As marcas e distribuidores cosméticos neerlandeses compram menos para o próprio mercado e mais para toda a Europa. A população dos Países Baixos é modesta, mas sua infraestrutura comercial não é — e essa combinação molda a forma como um fornecedor turco de ingredientes deve abordar o país. Este artigo examina o que um comprador neerlandês precisa de um relacionamento de fornecimento turco, e por que esse relacionamento frequentemente carrega peso muito além do próprio mercado neerlandês.
Por que marcas e distribuidores neerlandeses olham para a Turquia
Os Países Baixos construíram um dos setores de cosméticos naturais e orgânicos mais desenvolvidos da Europa, ancorado por um agrupamento de fabricantes de marca própria, formuladores contratados e distribuidores pan-europeus que obtêm matérias-primas para marcas que abastecem em todo o continente, não apenas domesticamente. A Anatólia oferece exatamente o tipo de matéria-prima que esse setor busca: Rosa damascena da bacia de Isparta, Origanum (orégão), louro, salva e uma ampla gama de outras plantas aromáticas e medicinais com um histórico de cultivo longo e bem documentado.
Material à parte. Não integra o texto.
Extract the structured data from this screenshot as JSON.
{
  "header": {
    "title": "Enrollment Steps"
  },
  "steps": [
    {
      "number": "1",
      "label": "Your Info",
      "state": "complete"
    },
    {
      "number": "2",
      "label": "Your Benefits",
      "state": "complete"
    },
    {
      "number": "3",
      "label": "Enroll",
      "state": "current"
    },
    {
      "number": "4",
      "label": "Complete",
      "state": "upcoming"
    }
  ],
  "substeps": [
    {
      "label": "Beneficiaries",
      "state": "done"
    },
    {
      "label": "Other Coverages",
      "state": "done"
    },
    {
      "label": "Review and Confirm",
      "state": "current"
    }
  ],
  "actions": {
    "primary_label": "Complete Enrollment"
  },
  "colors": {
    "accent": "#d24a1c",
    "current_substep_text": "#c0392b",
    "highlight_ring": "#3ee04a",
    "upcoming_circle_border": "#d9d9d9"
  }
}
Para um formulador neerlandês ou produtor de marca própria construindo um posicionamento natural sob COSMOS ou NATRUE, uma origem turca rastreável com qualidade de lote consistente é um ativo genuíno, não apenas uma jogada de custo.
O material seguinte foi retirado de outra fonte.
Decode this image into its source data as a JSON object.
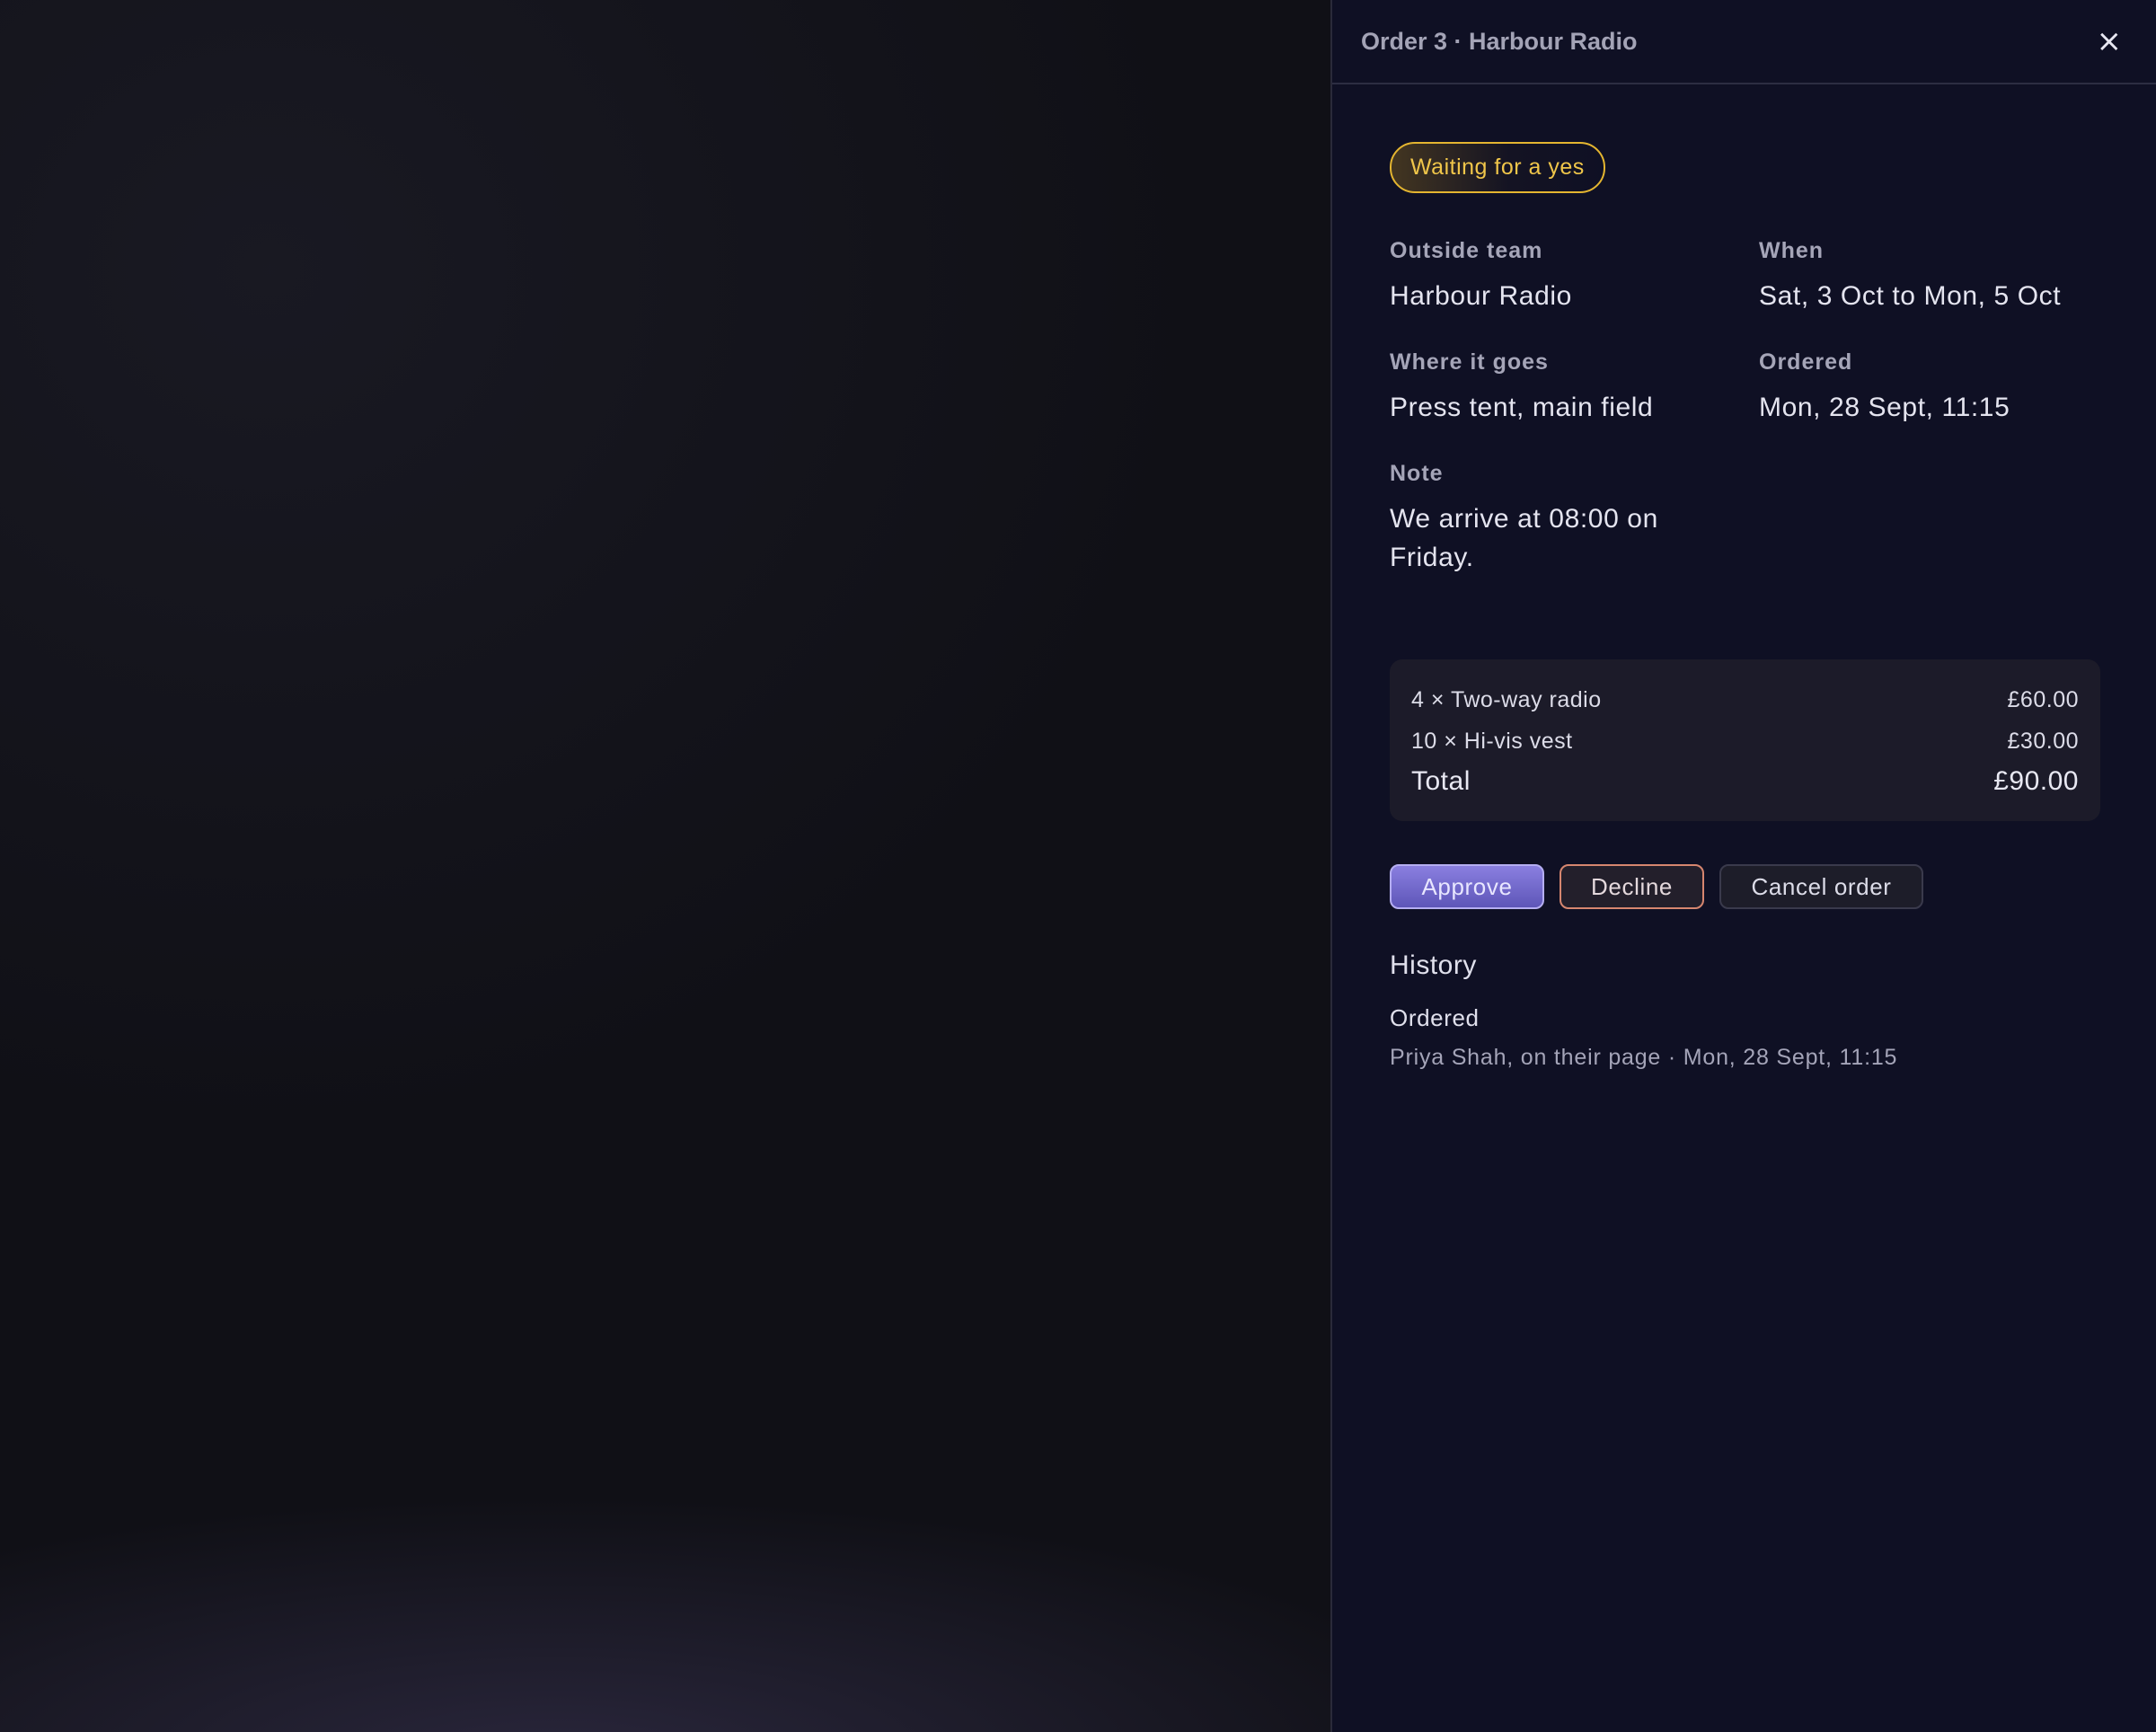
{
  "panel": {
    "title": "Order 3 · Harbour Radio",
    "close_label": "×"
  },
  "status": {
    "label": "Waiting for a yes",
    "color": "#f0c64a"
  },
  "details": {
    "outside_team_label": "Outside team",
    "outside_team_value": "Harbour Radio",
    "when_label": "When",
    "when_value": "Sat, 3 Oct to Mon, 5 Oct",
    "where_label": "Where it goes",
    "where_value": "Press tent, main field",
    "ordered_label": "Ordered",
    "ordered_value": "Mon, 28 Sept, 11:15",
    "note_label": "Note",
    "note_value": "We arrive at 08:00 on Friday."
  },
  "items": [
    {
      "description": "4 × Two-way radio",
      "price": "£60.00"
    },
    {
      "description": "10 × Hi-vis vest",
      "price": "£30.00"
    }
  ],
  "total": {
    "label": "Total",
    "value": "£90.00"
  },
  "actions": {
    "approve_label": "Approve",
    "decline_label": "Decline",
    "cancel_label": "Cancel order"
  },
  "history": {
    "heading": "History",
    "events": [
      {
        "title": "Ordered",
        "meta": "Priya Shah, on their page · Mon, 28 Sept, 11:15"
      }
    ]
  },
  "colors": {
    "accent": "#7d73d8",
    "decline": "#d6866f",
    "panel_background": "#0f1024"
  }
}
A União Aduaneira e a porta de entrada de Roterdão
A Turquia e a UE compartilham uma União Aduaneira que abrange bens industriais, de modo que ingredientes cosméticos em livre circulação entram nos Países Baixos sem direitos aduaneiros quando acompanhados por um certificado de circulação A.TR. O que distingue os Países Baixos de outros destinos da UE é o que acontece após a chegada. O Porto de Roterdão é o maior porto da Europa e sua porta de retaguarda mais eficiente, processando o desembaraço aduaneiro e a distribuição subsequente em uma escala e velocidade que poucos outros pontos de entrada igualam. Muitos carregamentos de fornecedores turcos transitam fisicamente ou são desembaraçados em Roterdão mesmo quando o comprador final está na Alemanha, França ou Escandinávia — o importador ou distribuidor neerlandês absorve a complexidade aduaneira e logística uma única vez, e reexporta lotes menores adiante sob livre circulação intra-UE. Para um exportador turco, isso significa que um único carregamento bem documentado até Roterdão pode efetivamente abrir vários mercados subsequentes de uma só vez.